An attraction to anger leads to the prevention of peace. It may destroy our relationships at home, at church, in our extended family, in our workplace, in our neighborhood, in our social media community, or in our nation. Allowing anger to take up residence invites destruction into relationships.
Let’s not let an attraction to anger keep us from a peaceful life.
The First and Last Angry Moment
In God’s original design for us, anger was absent and peace was present. Man’s rejection of God’s perfect plan led to current concerns like homelessness, poverty (of body and soul), evil agendas, and anger in many forms. There will be a day when peace will once again reign. God has promised that and made a way for it, starting with changing individual lives and restoring personal peace. But until then, let’s not spend time cultivating friendships and connections with angry people known for hotheaded ways.
We can find our peace in angry days.
“Finally, brothers, whatever is true, whatever is honorable, whatever is just, whatever is pure, whatever is lovely, whatever is commendable, if there is any excellence, if there is anything worthy of praise, think about these things. What you have learned and received and heard and seen in me—practice these things, and the God of peace will be with you.” (Philippians 4:8-9)
Kimberly Montague says
Julie,
Thank you so much for sharing this. My response to the anger has been to smile and remain friendly, and agree that these are difficult times…but I do not engage in the argument. For us, the argument is as close as our children.
My husband and I remind ourselves of 2 Cor 10:3-4, and Eph 6:12.

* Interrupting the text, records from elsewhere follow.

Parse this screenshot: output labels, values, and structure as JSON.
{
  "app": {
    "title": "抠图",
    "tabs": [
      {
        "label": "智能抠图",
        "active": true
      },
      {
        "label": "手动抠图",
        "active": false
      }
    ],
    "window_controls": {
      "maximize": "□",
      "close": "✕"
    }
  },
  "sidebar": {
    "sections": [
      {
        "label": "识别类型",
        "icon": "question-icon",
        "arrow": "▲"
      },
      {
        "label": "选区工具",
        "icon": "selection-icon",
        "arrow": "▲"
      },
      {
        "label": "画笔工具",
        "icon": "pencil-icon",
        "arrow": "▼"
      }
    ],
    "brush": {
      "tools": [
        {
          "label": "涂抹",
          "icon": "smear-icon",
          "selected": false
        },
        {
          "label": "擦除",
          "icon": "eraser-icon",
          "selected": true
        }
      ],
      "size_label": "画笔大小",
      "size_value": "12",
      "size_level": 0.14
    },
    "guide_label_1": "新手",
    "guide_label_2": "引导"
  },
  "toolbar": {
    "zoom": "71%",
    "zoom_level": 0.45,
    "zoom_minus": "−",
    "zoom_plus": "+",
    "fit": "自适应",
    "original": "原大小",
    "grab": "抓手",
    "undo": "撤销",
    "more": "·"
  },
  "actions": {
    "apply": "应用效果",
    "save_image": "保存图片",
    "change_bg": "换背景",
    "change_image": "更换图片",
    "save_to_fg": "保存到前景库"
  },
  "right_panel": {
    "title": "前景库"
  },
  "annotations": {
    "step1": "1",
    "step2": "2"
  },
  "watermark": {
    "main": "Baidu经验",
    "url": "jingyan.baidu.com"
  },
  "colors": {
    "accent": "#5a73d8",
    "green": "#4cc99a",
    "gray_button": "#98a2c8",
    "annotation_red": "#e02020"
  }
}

Phil 4:8-9 is a favorite, when I need it I usually start at “….whatever is pure, whatever is lovely…”, I should probably memorize the whole verse though! : )
Thank you!
Julie Sanders says
I’m glad you stopped by Kim. I just realized tonight that this mistakenly ended up on our agency page, so I corrected that and pray the time it was there will only be helpful and not a distraction. 🙂 I appreciate your friendly and positive approach to trying times when arguments are all too convenient. I like the verses you shared; they’re really good for keeping our thoughts where they need to be, making us ready for moments when hard or heavy things come along. Thank you for adding your uplifting outlook to the office!